2) Manifestação detalhada do Conselho de Arquitetura e Urbanismo sobre as atribuições profissionais dos arquitetos e urbanistas e suas especialidades, estão habilitados para planos, projetos, laudos, memoriais, execuções, pesquisa, ensino e manutenção na área de segurança contra incêndios, englobando todas as disciplinas e medidas de segurança previstas na legislação do estado do Rio Grande do Sul.

3) Manifestação detalhada do Conselho Regional de Engenharia e Agronomia sobre as atribuições profissionais dos engenheiros e agrônomos e suas especialidades, estão habilitados para planos, projetos, laudos, memoriais, execuções, pesquisa, ensino e manutenção na área de segurança contra incêndios, englobando todas as disciplinas e medidas de segurança previstas na legislação do estado do Rio Grande do Sul.

4) Manifestação detalhada sobre o PLC n°39/2020 do Conselho Estadual de Segurança, Prevenção e Proteção Contra Incêndios do RS (COESPPCI).

5) Manifestação detalhada sobre o PLC n°39/2020 do Corpo de Bombeiros Militar do Rio Grande do Sul.

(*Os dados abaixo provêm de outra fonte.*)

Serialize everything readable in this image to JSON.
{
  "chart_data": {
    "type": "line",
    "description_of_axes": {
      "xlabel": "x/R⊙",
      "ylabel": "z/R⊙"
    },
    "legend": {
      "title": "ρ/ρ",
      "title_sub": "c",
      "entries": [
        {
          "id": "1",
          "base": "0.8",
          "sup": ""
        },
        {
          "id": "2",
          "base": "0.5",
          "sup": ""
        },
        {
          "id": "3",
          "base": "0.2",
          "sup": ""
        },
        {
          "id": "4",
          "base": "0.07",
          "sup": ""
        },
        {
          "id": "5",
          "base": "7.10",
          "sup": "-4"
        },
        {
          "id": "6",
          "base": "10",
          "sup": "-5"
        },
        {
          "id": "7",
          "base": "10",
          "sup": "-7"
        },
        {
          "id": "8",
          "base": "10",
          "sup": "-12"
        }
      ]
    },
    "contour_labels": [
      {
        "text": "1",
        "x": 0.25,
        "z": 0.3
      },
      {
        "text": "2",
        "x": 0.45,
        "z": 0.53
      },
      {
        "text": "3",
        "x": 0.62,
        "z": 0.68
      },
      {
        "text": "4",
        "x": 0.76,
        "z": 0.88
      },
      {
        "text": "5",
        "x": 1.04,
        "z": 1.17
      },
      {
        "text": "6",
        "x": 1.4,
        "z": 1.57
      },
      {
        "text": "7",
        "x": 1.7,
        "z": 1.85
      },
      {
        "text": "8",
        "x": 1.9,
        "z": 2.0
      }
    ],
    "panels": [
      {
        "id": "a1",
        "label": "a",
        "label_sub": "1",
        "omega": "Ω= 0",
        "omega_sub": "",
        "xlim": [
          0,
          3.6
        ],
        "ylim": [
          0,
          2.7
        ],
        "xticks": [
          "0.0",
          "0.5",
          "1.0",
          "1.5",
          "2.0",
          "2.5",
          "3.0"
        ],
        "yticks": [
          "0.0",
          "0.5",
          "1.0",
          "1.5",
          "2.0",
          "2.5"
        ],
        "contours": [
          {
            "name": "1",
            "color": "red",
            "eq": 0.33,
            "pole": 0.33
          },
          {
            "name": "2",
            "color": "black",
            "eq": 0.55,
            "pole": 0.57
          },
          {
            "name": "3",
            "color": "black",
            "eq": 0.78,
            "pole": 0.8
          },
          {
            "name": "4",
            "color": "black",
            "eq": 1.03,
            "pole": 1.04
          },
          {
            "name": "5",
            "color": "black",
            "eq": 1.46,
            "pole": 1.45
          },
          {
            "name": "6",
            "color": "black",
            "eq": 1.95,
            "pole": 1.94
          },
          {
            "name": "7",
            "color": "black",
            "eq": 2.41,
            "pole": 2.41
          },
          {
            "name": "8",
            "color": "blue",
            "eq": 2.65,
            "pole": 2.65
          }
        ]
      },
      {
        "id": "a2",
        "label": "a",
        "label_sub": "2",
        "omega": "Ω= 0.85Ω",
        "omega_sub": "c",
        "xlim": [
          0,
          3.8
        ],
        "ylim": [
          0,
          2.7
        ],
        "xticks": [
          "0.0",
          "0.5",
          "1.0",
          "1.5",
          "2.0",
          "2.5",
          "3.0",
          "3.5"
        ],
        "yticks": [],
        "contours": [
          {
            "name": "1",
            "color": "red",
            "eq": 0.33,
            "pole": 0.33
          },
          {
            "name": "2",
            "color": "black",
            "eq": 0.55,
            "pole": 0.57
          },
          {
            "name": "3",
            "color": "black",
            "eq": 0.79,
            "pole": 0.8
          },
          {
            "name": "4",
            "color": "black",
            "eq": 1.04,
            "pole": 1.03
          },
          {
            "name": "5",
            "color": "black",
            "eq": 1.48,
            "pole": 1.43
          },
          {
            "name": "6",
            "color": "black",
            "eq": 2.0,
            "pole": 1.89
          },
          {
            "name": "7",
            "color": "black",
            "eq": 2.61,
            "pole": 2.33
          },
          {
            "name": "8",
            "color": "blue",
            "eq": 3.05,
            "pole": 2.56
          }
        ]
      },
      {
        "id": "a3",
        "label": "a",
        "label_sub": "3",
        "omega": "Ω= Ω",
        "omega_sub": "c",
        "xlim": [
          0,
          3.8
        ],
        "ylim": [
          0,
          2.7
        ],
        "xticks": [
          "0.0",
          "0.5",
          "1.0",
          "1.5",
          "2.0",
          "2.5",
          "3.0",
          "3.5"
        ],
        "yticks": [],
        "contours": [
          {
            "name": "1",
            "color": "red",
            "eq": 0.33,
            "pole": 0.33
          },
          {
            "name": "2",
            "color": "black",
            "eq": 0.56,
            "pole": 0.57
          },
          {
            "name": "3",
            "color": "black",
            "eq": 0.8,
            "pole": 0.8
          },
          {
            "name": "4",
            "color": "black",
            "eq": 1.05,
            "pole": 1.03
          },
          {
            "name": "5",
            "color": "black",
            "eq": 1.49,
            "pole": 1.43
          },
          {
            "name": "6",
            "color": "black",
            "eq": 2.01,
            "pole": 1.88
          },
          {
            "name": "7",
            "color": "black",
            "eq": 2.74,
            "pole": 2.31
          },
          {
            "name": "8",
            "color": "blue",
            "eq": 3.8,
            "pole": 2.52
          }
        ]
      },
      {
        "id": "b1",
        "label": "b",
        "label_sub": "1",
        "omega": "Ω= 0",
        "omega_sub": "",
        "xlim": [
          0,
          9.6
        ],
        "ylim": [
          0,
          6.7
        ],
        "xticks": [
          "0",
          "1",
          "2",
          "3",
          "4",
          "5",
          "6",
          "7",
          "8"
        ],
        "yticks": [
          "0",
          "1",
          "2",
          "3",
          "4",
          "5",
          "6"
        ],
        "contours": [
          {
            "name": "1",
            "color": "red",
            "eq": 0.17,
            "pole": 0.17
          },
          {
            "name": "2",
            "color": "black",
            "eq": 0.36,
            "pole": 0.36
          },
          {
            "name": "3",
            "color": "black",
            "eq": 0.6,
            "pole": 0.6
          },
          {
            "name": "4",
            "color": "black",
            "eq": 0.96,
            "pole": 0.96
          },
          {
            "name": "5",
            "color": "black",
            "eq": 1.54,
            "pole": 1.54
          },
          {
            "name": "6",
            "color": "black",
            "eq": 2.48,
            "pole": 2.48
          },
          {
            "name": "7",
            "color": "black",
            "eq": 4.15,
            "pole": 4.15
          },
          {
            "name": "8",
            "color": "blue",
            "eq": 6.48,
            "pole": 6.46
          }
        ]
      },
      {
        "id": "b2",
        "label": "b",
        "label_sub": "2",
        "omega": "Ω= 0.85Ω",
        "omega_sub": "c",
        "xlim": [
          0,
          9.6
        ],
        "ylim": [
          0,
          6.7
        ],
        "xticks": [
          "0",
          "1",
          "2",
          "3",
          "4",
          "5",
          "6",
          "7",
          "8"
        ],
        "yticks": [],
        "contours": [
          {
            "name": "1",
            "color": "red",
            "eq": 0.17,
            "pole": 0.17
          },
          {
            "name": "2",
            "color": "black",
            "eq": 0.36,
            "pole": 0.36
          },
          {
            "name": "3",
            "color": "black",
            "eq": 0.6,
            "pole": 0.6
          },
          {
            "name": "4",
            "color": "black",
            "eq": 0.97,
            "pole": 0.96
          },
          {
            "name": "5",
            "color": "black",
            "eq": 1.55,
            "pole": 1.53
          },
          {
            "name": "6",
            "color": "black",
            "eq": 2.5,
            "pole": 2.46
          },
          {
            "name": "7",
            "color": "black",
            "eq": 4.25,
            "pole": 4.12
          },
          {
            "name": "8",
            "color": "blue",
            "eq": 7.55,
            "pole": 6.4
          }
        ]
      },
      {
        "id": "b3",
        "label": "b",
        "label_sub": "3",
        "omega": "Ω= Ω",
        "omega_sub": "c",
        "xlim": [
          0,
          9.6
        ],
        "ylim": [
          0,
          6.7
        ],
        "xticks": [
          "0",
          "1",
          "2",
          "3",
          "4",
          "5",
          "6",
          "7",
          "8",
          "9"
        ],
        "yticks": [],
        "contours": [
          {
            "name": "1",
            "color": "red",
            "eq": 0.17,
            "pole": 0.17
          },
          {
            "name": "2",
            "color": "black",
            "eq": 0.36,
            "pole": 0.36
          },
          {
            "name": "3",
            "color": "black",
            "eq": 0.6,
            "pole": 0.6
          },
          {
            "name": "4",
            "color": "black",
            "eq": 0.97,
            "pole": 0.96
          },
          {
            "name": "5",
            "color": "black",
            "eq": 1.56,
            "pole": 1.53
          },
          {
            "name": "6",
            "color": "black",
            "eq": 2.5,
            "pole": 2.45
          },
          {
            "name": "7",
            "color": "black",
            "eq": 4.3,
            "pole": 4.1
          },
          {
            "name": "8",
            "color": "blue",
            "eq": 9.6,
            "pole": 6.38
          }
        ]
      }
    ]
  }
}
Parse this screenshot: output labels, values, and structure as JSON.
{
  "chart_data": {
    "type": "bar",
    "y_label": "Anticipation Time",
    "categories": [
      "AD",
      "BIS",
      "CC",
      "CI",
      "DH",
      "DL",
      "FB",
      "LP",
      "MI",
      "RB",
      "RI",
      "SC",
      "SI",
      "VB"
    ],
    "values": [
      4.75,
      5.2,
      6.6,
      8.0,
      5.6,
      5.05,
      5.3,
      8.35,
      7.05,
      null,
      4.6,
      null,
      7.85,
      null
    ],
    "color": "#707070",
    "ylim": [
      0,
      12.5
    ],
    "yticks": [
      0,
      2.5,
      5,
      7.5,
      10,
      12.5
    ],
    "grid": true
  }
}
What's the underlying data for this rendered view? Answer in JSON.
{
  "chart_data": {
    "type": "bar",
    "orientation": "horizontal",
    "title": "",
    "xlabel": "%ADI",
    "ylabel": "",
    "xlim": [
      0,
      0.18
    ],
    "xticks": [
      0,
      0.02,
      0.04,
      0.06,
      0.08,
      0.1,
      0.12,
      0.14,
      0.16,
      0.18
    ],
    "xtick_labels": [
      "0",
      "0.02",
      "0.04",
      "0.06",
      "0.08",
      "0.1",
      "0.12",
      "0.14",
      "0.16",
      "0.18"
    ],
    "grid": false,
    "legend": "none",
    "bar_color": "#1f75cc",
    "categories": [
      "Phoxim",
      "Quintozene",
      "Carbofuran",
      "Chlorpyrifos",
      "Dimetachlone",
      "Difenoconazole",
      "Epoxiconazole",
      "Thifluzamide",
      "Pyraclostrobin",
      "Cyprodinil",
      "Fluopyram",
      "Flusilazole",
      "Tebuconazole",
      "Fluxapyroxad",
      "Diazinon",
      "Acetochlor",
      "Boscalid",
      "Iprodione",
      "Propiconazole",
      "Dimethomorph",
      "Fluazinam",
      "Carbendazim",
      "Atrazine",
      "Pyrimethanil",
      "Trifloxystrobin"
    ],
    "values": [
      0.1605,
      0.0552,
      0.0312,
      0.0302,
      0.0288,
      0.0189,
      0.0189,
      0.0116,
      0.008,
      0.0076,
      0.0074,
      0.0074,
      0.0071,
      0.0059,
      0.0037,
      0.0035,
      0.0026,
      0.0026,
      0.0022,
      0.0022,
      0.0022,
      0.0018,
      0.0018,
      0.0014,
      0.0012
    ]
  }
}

6) Manifestação de outras entidades representativas de profissionais da área de segurança contra incêndios: Instituto dos Arquitetos do Brasil, Sindicato dos Arquitetos do RS, Sociedade de Engenharia do RS, Associação Brasileiro dos Engenheiros Civis, Associação Sul-Riograndense de Engenharia de Segurança do Trabalho, entre outras.

7) Realização de Audiência pública para tratar o tema.

Durante a reunião, reforçou a importância das universidades também serem protagonistas dessas discussão, por envolver a formação técnica e atribuições profissionais.